= Paul Lemoine =

French geologist

Paul Lemoine (/fr/; March 28, 1878 - March 14, 1940) was a French geologist born in Paris. He was the son of chemist Georges Lemoine (1841-1922) and husband of phycologist Marie Lemoine (1887–1984).

==Career==

In 1902-03 he conducted geological studies of northern Madagascar that included Diego Suarez. In 1904 he performed geological/exploratory investigations in Morocco. From 1908 to 1919 he was head of the Géologie au Laboratoire Colonial in Paris. During this time period he also taught classes in geology at the Ecole spéciale d'Architecture (1909-1920).

Following the retirement of Stanislas-Étienne Meunier (1843-1925), he was appointed chair of geology at the Muséum national d'histoire naturelle (1920). From 1932 to 1936 he was director of the museum.
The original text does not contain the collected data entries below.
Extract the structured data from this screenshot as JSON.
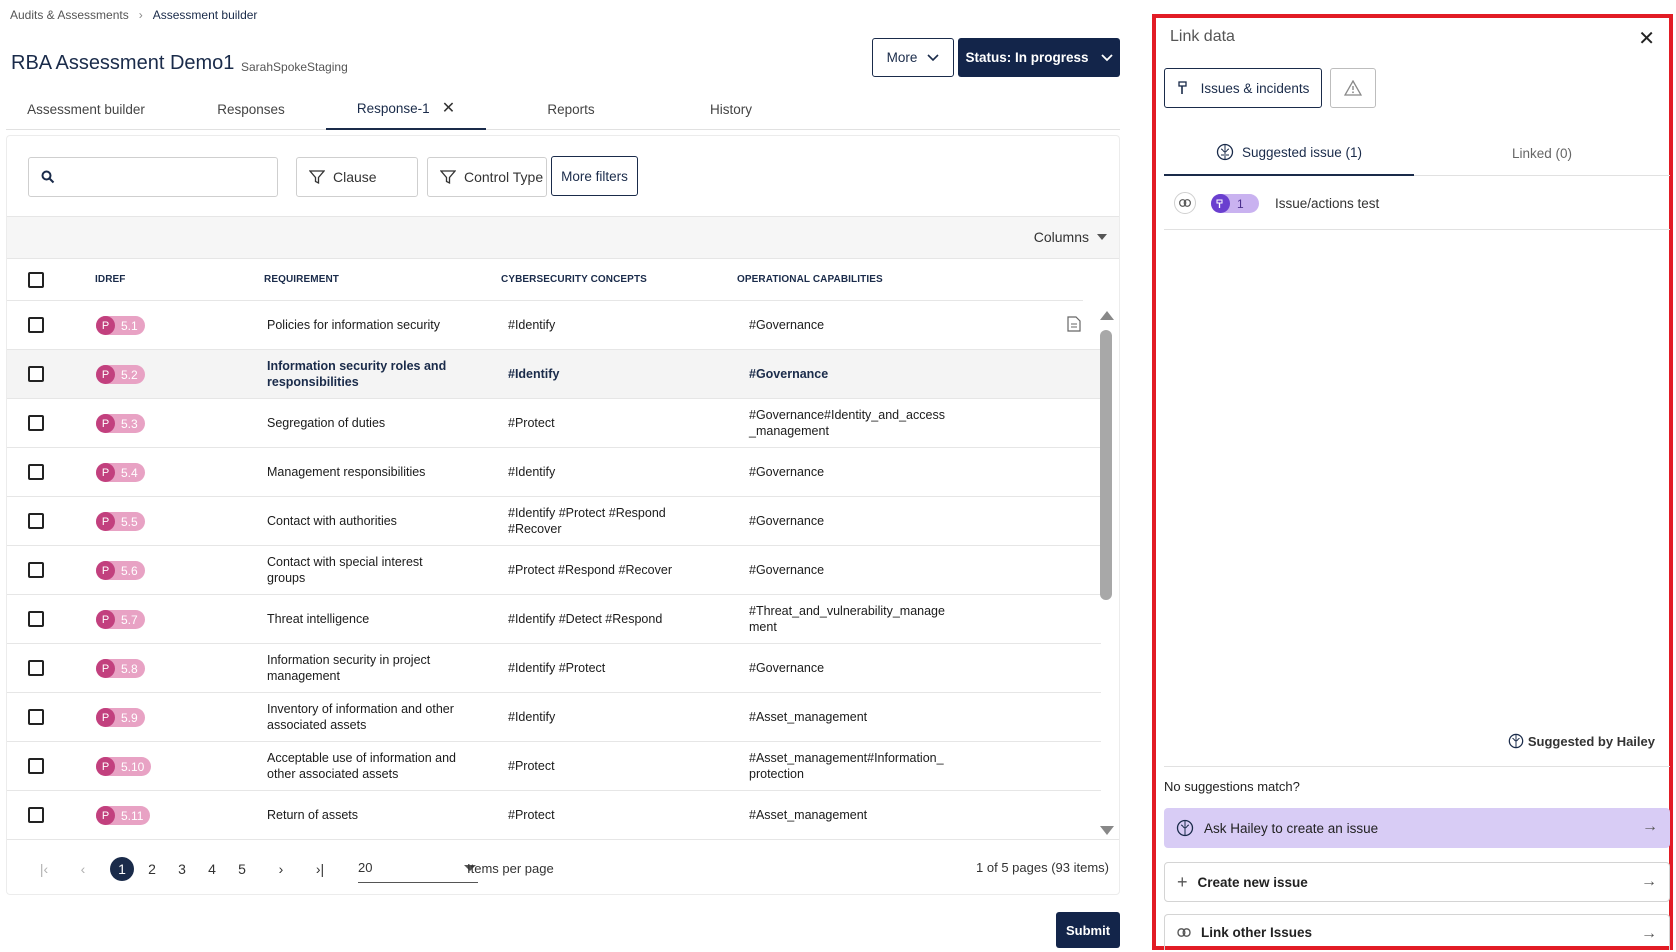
{
  "breadcrumb": {
    "parent": "Audits & Assessments",
    "current": "Assessment builder"
  },
  "page": {
    "title": "RBA Assessment Demo1",
    "subtitle": "SarahSpokeStaging"
  },
  "header_buttons": {
    "more": "More",
    "status": "Status: In progress"
  },
  "tabs": [
    "Assessment builder",
    "Responses",
    "Response-1",
    "Reports",
    "History"
  ],
  "filters": {
    "search_placeholder": "",
    "clause": "Clause",
    "control_type": "Control Type",
    "more_filters": "More filters",
    "columns": "Columns"
  },
  "table": {
    "headers": [
      "IDREF",
      "REQUIREMENT",
      "CYBERSECURITY CONCEPTS",
      "OPERATIONAL CAPABILITIES"
    ],
    "rows": [
      {
        "id": "5.1",
        "req": "Policies for information security",
        "cyber": "#Identify",
        "ops": "#Governance"
      },
      {
        "id": "5.2",
        "req": "Information security roles and responsibilities",
        "cyber": "#Identify",
        "ops": "#Governance"
      },
      {
        "id": "5.3",
        "req": "Segregation of duties",
        "cyber": "#Protect",
        "ops": "#Governance#Identity_and_access_management"
      },
      {
        "id": "5.4",
        "req": "Management responsibilities",
        "cyber": "#Identify",
        "ops": "#Governance"
      },
      {
        "id": "5.5",
        "req": "Contact with authorities",
        "cyber": "#Identify #Protect #Respond #Recover",
        "ops": "#Governance"
      },
      {
        "id": "5.6",
        "req": "Contact with special interest groups",
        "cyber": "#Protect #Respond #Recover",
        "ops": "#Governance"
      },
      {
        "id": "5.7",
        "req": "Threat intelligence",
        "cyber": "#Identify #Detect #Respond",
        "ops": "#Threat_and_vulnerability_management"
      },
      {
        "id": "5.8",
        "req": "Information security in project management",
        "cyber": "#Identify #Protect",
        "ops": "#Governance"
      },
      {
        "id": "5.9",
        "req": "Inventory of information and other associated assets",
        "cyber": "#Identify",
        "ops": "#Asset_management"
      },
      {
        "id": "5.10",
        "req": "Acceptable use of information and other associated assets",
        "cyber": "#Protect",
        "ops": "#Asset_management#Information_protection"
      },
      {
        "id": "5.11",
        "req": "Return of assets",
        "cyber": "#Protect",
        "ops": "#Asset_management"
      }
    ],
    "id_prefix": "P"
  },
  "pagination": {
    "pages": [
      "1",
      "2",
      "3",
      "4",
      "5"
    ],
    "current": "1",
    "per_page": "20",
    "per_page_label": "Items per page",
    "info": "1 of 5 pages (93 items)"
  },
  "submit": "Submit",
  "panel": {
    "title": "Link data",
    "issues_btn": "Issues & incidents",
    "tabs": {
      "suggested": "Suggested issue (1)",
      "linked": "Linked (0)"
    },
    "suggestion": {
      "count": "1",
      "name": "Issue/actions test"
    },
    "suggested_by": "Suggested by Hailey",
    "no_match": "No suggestions match?",
    "actions": {
      "hailey": "Ask Hailey to create an issue",
      "create": "Create new issue",
      "link": "Link other Issues"
    }
  },
  "colors": {
    "navy": "#13254a",
    "pill_pink": "#e8a2c4",
    "pill_dark": "#c2407e",
    "hailey_purple": "#d8ccf5",
    "panel_border": "#e21c25"
  }
}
In 1916 in collaboration with other scientists, he created the Société de Documentation Paléontologique, which later became known as the Syndicat de Documentation Géologique et Paléontologique. Lemoine was a member of the Académie des sciences, the Société de biogéographie, the Société française de minéralogie et de cristallographie and the Société géologique de France (its president in 1923 and 1936).

==Evolution==

Lemoine has been cited in creationist literature as being anti-evolution. A quote often attributed to him from the Encyclopédie française (Volume 5, 1937) is:

"It results from this explanation that the theory of evolution is not exact ... Evolution is a kind of dogma which its own priests no longer believe, but which they uphold for the people. It is necessary to have the courage to state this if only so that men of a future generation may orient their research into a different direction."
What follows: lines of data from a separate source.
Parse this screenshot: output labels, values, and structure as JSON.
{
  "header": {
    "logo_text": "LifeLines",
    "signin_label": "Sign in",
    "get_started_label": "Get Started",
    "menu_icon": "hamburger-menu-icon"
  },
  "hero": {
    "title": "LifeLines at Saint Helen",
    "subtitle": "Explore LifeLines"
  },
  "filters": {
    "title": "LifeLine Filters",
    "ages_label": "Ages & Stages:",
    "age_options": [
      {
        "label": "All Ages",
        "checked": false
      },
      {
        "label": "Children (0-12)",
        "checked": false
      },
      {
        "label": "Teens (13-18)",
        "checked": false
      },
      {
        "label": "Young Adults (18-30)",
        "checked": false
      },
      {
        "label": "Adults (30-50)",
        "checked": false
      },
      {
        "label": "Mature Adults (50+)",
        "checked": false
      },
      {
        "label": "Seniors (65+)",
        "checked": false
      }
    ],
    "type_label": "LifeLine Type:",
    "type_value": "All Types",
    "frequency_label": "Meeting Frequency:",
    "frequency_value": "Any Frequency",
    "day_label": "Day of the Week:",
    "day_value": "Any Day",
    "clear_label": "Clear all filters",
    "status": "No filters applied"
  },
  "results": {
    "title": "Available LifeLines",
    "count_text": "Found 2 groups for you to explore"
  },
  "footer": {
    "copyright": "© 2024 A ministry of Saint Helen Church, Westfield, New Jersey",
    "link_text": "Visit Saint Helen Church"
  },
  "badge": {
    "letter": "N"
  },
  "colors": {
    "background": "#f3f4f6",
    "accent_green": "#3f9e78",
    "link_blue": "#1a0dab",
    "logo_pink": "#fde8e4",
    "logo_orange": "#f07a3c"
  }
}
It is suspected that the quote is taken out of context by creationists, as Lemoine was addressing how evolution occurred, not the fact of evolution itself.

== Written works ==
- Conférences sur Madagascar, 1904 (Lectures on Madagascar)
- Mission dans le Maroc occidental (automne 1904), 1905 (Mission in western Morocco; autumn 1904)
- Études géologiques dans le nord de Madagascar: Contributions à l'histoire géologique de l'océan indien, 1906 (Geological srudies of northern Madagascar, Contributions to the geological history of the Indian Ocean).
- Contributions à la géologie des colonies françaises, 1908–09.
- Géologie du bassin de Paris, 1911 (Geology of the Paris Basin)
- Excursion de la Société géologique de France à Vigny et à Meulan (Seine-et-Oise), le 17 mars 1912, sous la conduite de MM. G.-F. Dollfus et Paul Lemoine. Étude de la position stratigraphique du calcaire pisolithique, 1912.
- Afrique occidentale, 1913 (Western Africa).
- Volcans et tremblements de terre, 1928 (Volcanoes and earthquakes).
- Mon oeuvre au Muséum national d'histoire naturelle pendant cinq ans de direction. 1932-1936, 1936.
- Bibliographie des sciences géologiques, (Bibliography of geological sciences); published by the Geological Society of France with assistance from the French Society of Mineralogy ... Second set. Volume VIII (1937). Foreword by Paul Lemoine and R. Laffitte. [- Volume IX (1938). Foreword by R. Laffitte.
- Note:: He is not to be confused with Paul Lemoine, French pediatrician (1917-2006).